Benitez turned to Steven Gerrard in an attempt to convince his former England room-mate to choose Merseyside over Manchester. “Is there anything that can change your mind? Tell me it isn’t the money…” the Reds skipper said to Barry.
A year previously, Barry identified Liverpool’s Champions League involvement as motivation to join Gerrard at Anfield. But Barry had been given an insight into what was to come at City.
“City weren’t in the Champions League and Liverpool were, but the things being told to me were the things that happened, like signing some of the best players in the world and I wanted to be part of it,” Barry said.
Following him through the door ahead of the first full season under the Sheikh Mansour era came Carlos Tevez, Emmanuel Adebayor, Roque Santa Cruz, Kolo Toure and Joleon Lescott. City finished the season three points outside the top four in fifth, one place above Villa and two better than Liverpool.
City’s ascent continued the following season, with Barry making his customary 30-plus Premier League appearances as Roberto Mancini’s side finished third and won the FA Cup – the first winners’ medal of Barry’s career, unless you include the Intertoto Cup in 2001. Which we won’t.
Only David Silva and keeper Joe Hart featured more heavily in City’s Premier League title triumph in 2011-12. Barry was the fulcrum of the best side in the league.

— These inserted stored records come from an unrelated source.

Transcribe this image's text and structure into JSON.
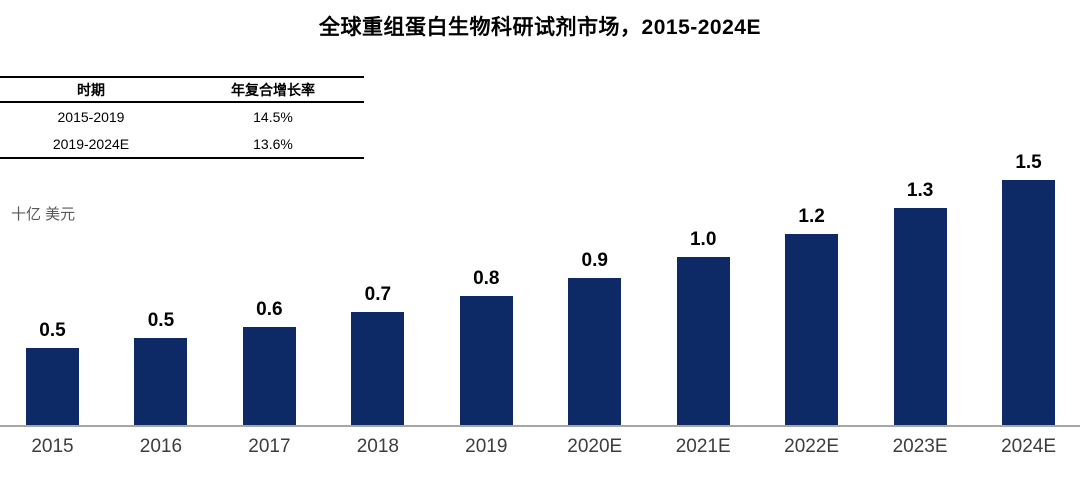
{
  "title": "全球重组蛋白生物科研试剂市场，2015-2024E",
  "cagr_table": {
    "headers": [
      "时期",
      "年复合增长率"
    ],
    "rows": [
      {
        "period": "2015-2019",
        "cagr": "14.5%"
      },
      {
        "period": "2019-2024E",
        "cagr": "13.6%"
      }
    ]
  },
  "unit_label": "十亿 美元",
  "chart_data": {
    "type": "bar",
    "title": "全球重组蛋白生物科研试剂市场，2015-2024E",
    "xlabel": "",
    "ylabel": "十亿 美元",
    "categories": [
      "2015",
      "2016",
      "2017",
      "2018",
      "2019",
      "2020E",
      "2021E",
      "2022E",
      "2023E",
      "2024E"
    ],
    "values": [
      0.5,
      0.5,
      0.6,
      0.7,
      0.8,
      0.9,
      1.0,
      1.2,
      1.3,
      1.5
    ],
    "data_labels": [
      "0.5",
      "0.5",
      "0.6",
      "0.7",
      "0.8",
      "0.9",
      "1.0",
      "1.2",
      "1.3",
      "1.5"
    ],
    "estimated_precise_values": [
      0.47,
      0.53,
      0.6,
      0.69,
      0.79,
      0.9,
      1.03,
      1.17,
      1.33,
      1.5
    ],
    "ylim": [
      0,
      1.6
    ],
    "grid": false,
    "legend": false,
    "bar_color": "#0e2a66",
    "axis_line_color": "#a6a6a6"
  }
}
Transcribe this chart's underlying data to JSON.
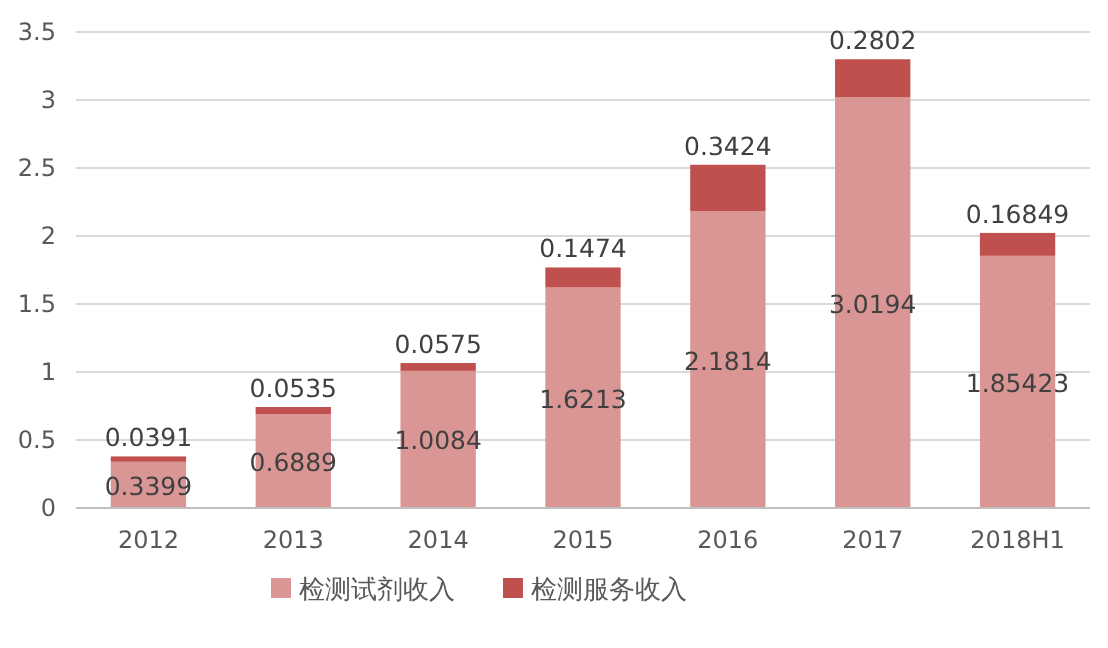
{
  "chart_data": {
    "type": "bar",
    "stacked": true,
    "categories": [
      "2012",
      "2013",
      "2014",
      "2015",
      "2016",
      "2017",
      "2018H1"
    ],
    "series": [
      {
        "name": "检测试剂收入",
        "color": "#d99694",
        "values": [
          0.3399,
          0.6889,
          1.0084,
          1.6213,
          2.1814,
          3.0194,
          1.85423
        ]
      },
      {
        "name": "检测服务收入",
        "color": "#c0504d",
        "values": [
          0.0391,
          0.0535,
          0.0575,
          0.1474,
          0.3424,
          0.2802,
          0.16849
        ]
      }
    ],
    "ylim": [
      0,
      3.5
    ],
    "yticks": [
      0,
      0.5,
      1,
      1.5,
      2,
      2.5,
      3,
      3.5
    ],
    "grid": "y",
    "legend": "bottom",
    "data_labels": true
  }
}
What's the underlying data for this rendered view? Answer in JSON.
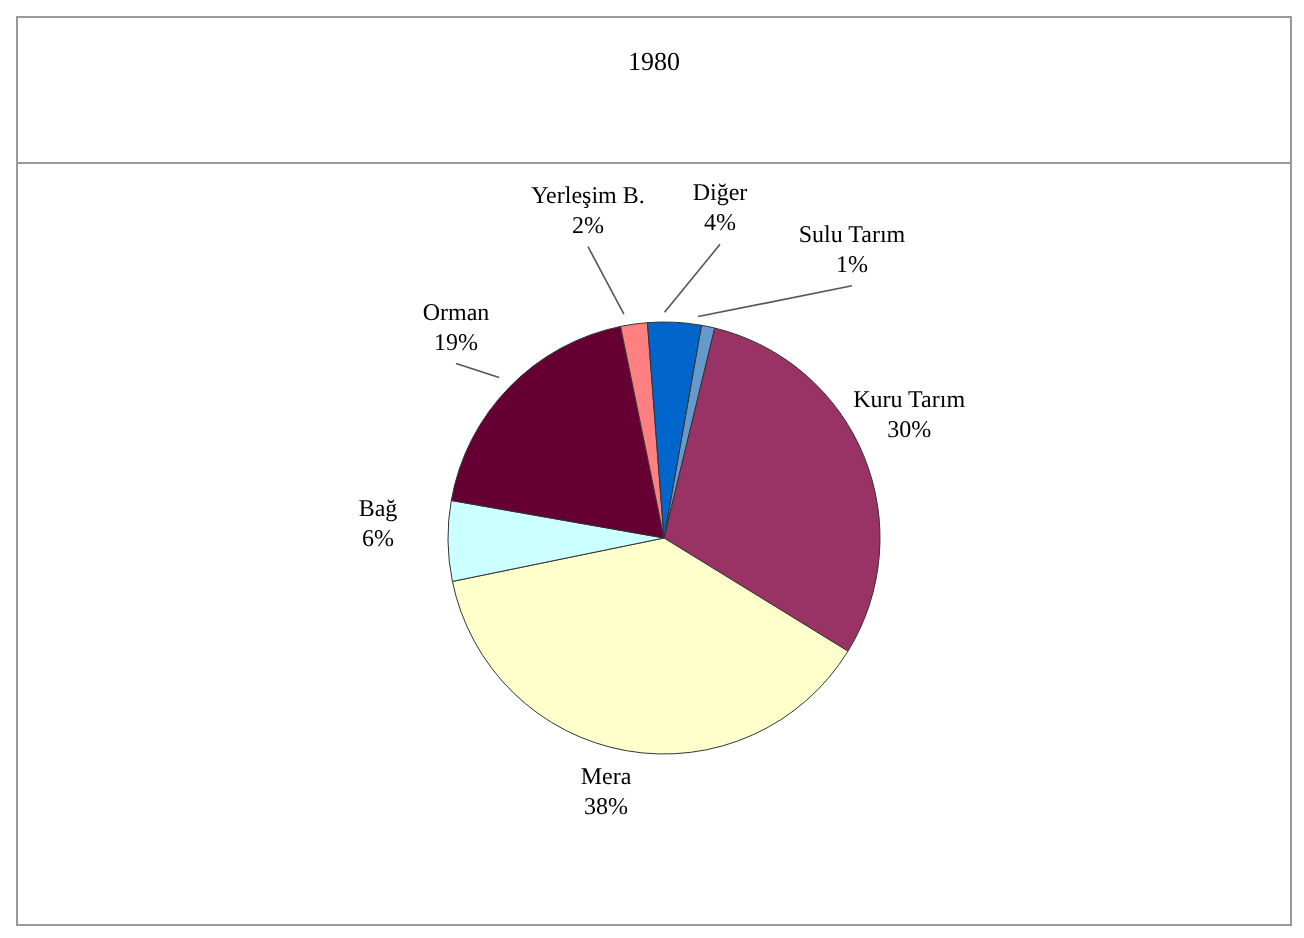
{
  "chart_data": {
    "type": "pie",
    "title": "1980",
    "categories": [
      "Sulu Tarım",
      "Kuru Tarım",
      "Mera",
      "Bağ",
      "Orman",
      "Yerleşim B.",
      "Diğer"
    ],
    "values": [
      1,
      30,
      38,
      6,
      19,
      2,
      4
    ],
    "colors": [
      "#6699cc",
      "#993366",
      "#ffffcc",
      "#ccffff",
      "#660033",
      "#ff8080",
      "#0066cc"
    ],
    "value_labels": [
      "1%",
      "30%",
      "38%",
      "6%",
      "19%",
      "2%",
      "4%"
    ],
    "legend": false
  }
}
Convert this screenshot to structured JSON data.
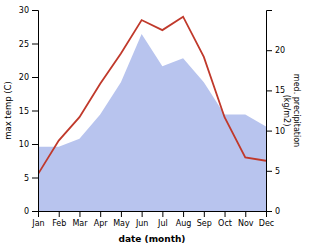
{
  "chart_data": {
    "type": "line",
    "categories": [
      "Jan",
      "Feb",
      "Mar",
      "Apr",
      "May",
      "Jun",
      "Jul",
      "Aug",
      "Sep",
      "Oct",
      "Nov",
      "Dec"
    ],
    "xlabel": "date (month)",
    "ylabel": "max temp (C)",
    "y2label": "med. precipitation\n(kg/m2)",
    "ylim": [
      0,
      30
    ],
    "yticks": [
      0,
      5,
      10,
      15,
      20,
      25,
      30
    ],
    "y2lim": [
      0,
      25
    ],
    "y2ticks": [
      0,
      5,
      10,
      15,
      20
    ],
    "series": [
      {
        "type": "area",
        "axis": "y2",
        "color": "#b8c4ee",
        "values": [
          8.0,
          8.0,
          9.0,
          12.0,
          16.0,
          22.0,
          18.0,
          19.0,
          16.0,
          12.0,
          12.0,
          10.5
        ]
      },
      {
        "type": "line",
        "color": "#c0392b",
        "values": [
          5.5,
          10.5,
          14.0,
          19.0,
          23.5,
          28.5,
          27.0,
          29.0,
          23.0,
          14.0,
          8.0,
          7.5
        ]
      }
    ]
  }
}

“He is one of those players you don’t really appreciate until he’s not there,” Lescott said that season. “He is just so consistent. You can’t sing his praises enough.
“If you ask any of our midfielders who they most want to play with, their preference would be Gareth Barry.”
Here was tangible proof, if proof were still neded, that Barry made the right choice.
“You look at the way the two clubs have been since and City have been regulars in the Champions League and picked up a couple of trophies, while Liverpool have not,” Barry later told the Daily Mail. “I could sit here and be all smug, but I won’t be.
“I have a lot of respect for Liverpool, it’s a fantastic club with a lot of history. But things happen for a reason, and I ended up with a Premier League and FA Cup, which was massive.
Eventually, Barry did move to Merseyside, but with Everton rather than the Reds.
And just like Martinez and every other manager before him, Ronald Koeman recognised the importance of Barry to the team and continued to play him regularly right up until the end of 2016-17, when the midfielder decided to swap Everton for a return to the Midlands with West Brom.
He has since surpassed Ryan Giggs’ Premier League appearance record. Clearly, there is more to the midfielder’s contribution over the years than just versatility, an exemplary work ethic and a good fitness record.
Barry is certainly what Sir Bobby Robson used to call a ‘blue-chip player’ but reliability alone doesn’t get you in excess of 600 Premier League appearances and 20 years at the highest level.
Martinez’s comment was eye-catching, but Koeman had only taken charge of two Everton games when he was heaping praise equally as high on Barry.
“He is one of the best players I have managed in my teams because the cleverness of him in football is really of a high quality,” Koeman said.
Gregory, Barry’s first manager, described him as “phenomenal”. As recently as last month, Dimitar Berbatov mentioned him in the same breath as Zlatan Ibrahimovic.
“He (Ibrahimovic) has football intelligence. And then, of course, you have Gareth Barry at Everton.
“I tend to watch the older players to see how they are playing and I admire both of them because, at this age, in football, it is very difficult to maintain a high level of performance. For both those players to do this is worthy of admiration.”
Barry may never be fully appreciated by everybody, but to those that have watched him in close quarters he will remembered as one of the great Premier League midfielders.